Michael Mayer, the lead author on the study and a former U-M researcher who’s now a biophysics professor at Switzerland’s Adolphe Merkle Institute, says identifying individual proteins could help doctors keep better tabs on the status of a patient’s disease, and it could also help researchers gain a better understanding of exactly how amyloid proteins are involved with neurodegenerative disease.

This illustration depicts the device used to measure individual protein.
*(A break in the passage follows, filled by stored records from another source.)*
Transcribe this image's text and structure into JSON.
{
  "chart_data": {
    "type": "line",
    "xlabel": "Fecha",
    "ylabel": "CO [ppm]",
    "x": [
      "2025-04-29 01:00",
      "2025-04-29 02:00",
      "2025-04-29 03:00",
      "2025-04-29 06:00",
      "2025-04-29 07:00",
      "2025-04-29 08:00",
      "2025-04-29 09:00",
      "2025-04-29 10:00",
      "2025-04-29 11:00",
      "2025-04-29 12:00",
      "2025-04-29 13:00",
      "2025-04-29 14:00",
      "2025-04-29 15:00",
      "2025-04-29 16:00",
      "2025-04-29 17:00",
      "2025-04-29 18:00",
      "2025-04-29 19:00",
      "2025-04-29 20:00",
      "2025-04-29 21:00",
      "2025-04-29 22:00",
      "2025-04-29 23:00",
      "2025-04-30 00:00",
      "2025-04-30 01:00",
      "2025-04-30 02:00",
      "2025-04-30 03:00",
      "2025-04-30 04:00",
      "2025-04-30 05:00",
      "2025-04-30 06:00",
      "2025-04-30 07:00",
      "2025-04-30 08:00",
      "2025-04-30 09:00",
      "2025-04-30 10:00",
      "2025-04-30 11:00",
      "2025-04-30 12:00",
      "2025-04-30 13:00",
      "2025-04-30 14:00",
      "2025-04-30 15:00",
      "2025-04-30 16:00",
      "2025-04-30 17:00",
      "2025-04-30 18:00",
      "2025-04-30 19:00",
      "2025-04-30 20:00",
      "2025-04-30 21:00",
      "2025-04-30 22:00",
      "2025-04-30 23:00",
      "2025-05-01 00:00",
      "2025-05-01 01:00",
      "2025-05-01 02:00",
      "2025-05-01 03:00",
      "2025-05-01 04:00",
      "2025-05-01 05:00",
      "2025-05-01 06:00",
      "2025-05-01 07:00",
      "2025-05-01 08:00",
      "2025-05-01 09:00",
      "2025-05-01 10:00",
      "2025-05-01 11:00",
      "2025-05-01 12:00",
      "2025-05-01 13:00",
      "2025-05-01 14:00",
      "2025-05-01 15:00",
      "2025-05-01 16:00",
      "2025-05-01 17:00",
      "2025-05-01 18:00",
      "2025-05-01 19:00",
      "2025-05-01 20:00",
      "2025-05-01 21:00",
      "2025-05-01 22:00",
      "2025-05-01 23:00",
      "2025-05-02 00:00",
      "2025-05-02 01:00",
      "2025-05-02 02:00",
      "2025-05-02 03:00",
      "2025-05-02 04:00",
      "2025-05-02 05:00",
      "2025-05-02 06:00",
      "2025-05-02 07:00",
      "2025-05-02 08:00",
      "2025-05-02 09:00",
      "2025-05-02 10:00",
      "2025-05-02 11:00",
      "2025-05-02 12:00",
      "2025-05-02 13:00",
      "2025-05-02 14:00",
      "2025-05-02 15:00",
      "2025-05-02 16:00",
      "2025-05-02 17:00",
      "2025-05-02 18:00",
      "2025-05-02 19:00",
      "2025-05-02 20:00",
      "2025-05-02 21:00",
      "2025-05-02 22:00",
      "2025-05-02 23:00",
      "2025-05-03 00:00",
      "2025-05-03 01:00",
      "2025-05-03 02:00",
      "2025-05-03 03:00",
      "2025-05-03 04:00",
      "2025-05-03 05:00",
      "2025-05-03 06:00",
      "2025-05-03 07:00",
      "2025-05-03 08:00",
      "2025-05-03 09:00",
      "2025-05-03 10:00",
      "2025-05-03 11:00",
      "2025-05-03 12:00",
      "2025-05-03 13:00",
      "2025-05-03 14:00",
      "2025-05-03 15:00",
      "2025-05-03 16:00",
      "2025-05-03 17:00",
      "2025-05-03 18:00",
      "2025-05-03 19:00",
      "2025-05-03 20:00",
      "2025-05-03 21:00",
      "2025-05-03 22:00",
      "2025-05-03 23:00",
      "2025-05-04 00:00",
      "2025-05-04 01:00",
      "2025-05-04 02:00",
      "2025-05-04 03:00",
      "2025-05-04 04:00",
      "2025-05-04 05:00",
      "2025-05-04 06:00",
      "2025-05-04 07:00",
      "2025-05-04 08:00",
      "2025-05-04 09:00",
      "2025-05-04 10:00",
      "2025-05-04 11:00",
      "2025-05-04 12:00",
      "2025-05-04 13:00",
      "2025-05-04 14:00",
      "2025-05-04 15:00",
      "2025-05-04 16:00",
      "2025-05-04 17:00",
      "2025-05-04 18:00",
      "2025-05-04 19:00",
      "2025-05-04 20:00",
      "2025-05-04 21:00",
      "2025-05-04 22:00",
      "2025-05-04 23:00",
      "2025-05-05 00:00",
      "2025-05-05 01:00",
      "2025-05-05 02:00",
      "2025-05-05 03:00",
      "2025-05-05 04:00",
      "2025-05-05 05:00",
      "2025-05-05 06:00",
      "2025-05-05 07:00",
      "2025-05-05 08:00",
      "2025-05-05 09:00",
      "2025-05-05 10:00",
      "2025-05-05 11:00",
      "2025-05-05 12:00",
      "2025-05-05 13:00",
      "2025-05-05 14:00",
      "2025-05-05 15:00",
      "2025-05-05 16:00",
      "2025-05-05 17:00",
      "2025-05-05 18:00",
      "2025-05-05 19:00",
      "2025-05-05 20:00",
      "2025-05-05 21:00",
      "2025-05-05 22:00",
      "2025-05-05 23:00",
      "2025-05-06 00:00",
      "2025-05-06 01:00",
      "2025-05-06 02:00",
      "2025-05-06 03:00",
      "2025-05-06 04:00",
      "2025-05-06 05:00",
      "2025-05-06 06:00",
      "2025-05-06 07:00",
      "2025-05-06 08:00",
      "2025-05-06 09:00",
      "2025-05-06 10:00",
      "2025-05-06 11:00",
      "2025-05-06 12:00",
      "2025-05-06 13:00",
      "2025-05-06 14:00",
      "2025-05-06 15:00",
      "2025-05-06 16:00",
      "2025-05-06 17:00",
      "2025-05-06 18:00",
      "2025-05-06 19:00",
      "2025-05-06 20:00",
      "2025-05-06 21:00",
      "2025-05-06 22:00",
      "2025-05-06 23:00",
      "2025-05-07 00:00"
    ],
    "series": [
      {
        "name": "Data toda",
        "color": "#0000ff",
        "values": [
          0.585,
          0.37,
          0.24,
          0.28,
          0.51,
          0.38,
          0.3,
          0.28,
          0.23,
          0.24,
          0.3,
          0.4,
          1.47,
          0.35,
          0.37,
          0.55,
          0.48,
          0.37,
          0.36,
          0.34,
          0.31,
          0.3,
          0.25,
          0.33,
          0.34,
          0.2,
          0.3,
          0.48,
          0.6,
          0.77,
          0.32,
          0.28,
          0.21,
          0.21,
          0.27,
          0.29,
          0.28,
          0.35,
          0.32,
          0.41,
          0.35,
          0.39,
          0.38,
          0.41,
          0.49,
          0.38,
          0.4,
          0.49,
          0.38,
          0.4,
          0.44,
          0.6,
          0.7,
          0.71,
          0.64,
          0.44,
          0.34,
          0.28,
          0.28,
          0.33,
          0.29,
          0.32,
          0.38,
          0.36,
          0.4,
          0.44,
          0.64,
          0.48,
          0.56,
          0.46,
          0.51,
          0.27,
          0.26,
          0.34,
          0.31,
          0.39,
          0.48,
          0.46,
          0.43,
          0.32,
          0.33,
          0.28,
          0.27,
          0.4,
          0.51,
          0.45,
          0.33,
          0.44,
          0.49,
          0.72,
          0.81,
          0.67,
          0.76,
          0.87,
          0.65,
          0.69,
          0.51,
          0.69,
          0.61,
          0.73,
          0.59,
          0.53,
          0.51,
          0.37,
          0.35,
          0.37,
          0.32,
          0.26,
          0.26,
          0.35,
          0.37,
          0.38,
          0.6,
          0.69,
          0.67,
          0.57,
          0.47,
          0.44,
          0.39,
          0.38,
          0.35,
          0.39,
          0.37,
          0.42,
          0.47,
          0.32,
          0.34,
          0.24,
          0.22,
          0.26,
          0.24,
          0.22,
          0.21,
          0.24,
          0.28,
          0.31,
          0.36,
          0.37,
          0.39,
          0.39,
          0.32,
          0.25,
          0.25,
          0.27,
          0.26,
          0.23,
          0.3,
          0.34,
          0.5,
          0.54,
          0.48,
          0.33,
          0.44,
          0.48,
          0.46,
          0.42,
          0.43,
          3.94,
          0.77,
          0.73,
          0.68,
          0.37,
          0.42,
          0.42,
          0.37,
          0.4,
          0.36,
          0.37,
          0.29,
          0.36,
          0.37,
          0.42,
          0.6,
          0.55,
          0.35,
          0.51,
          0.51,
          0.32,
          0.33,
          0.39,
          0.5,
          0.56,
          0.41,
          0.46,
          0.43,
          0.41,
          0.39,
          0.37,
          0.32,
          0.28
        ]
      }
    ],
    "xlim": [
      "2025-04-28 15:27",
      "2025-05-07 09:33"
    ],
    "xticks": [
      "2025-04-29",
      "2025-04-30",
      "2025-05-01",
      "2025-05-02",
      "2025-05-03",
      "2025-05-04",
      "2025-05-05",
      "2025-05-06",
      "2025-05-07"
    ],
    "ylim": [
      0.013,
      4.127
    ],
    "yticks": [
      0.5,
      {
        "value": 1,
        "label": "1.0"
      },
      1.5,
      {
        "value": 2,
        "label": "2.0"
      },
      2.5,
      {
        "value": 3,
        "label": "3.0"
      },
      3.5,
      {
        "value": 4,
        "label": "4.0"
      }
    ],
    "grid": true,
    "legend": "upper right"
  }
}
The inset shows proteins (in red) flowing through a nanopore.

To take the detailed measurements, the research team uses a nanopore 10-30 nanometers wide—so small that only one protein molecule can fit through at a time. The researchers filled the nanopore with a salt solution and passed an electric current through the solution.

As a protein molecule tumbles through the nanopore, its movement causes tiny, measurable fluctuations in the electric current. By carefully measuring this current, the researchers can determine the protein’s unique five-dimensional signature and identify it nearly instantaneously.

“Amyloid molecules not only vary widely in size, but they tend to clump together into masses that are even more difficult to study,” Mayer said. “Because it can analyze each particle one by one, this new method gives us a much better window to how amyloids behave inside the body.”

Ultimately, the team aims to develop a device that doctors and researchers could use to quickly measure proteins in a sample of blood or other body fluid. This goal is likely several years off; in the meantime, they are working to improve the technique’s accuracy, honing it in order to get a better approximation of each protein’s shape. They believe that in the future, the technology could also be useful for measuring proteins associated with heart disease and in a variety of other applications as well.

“I think the possibilities are pretty vast,” Sept said. “Antibodies, larger hormones, perhaps pathogens could all be detected. Synthetic nanoparticles could also be easily characterized to see how uniform they are.”

The study is titled “Real-time shape approximation and fingerprinting of single proteins using a nanopore.” Funding for the project was provided by the Miller Faculty Scholar Award, Air Force Office of Scientific Research, National Institutes of Health, National Human Genome Research Institute, a Rackham Pre-Doctoral Fellowship from U-M and the Microfluidics in Biomedical Sciences Training Program from the National Institutes of Health and National Institute of Biomedical Imaging and Bioengineering.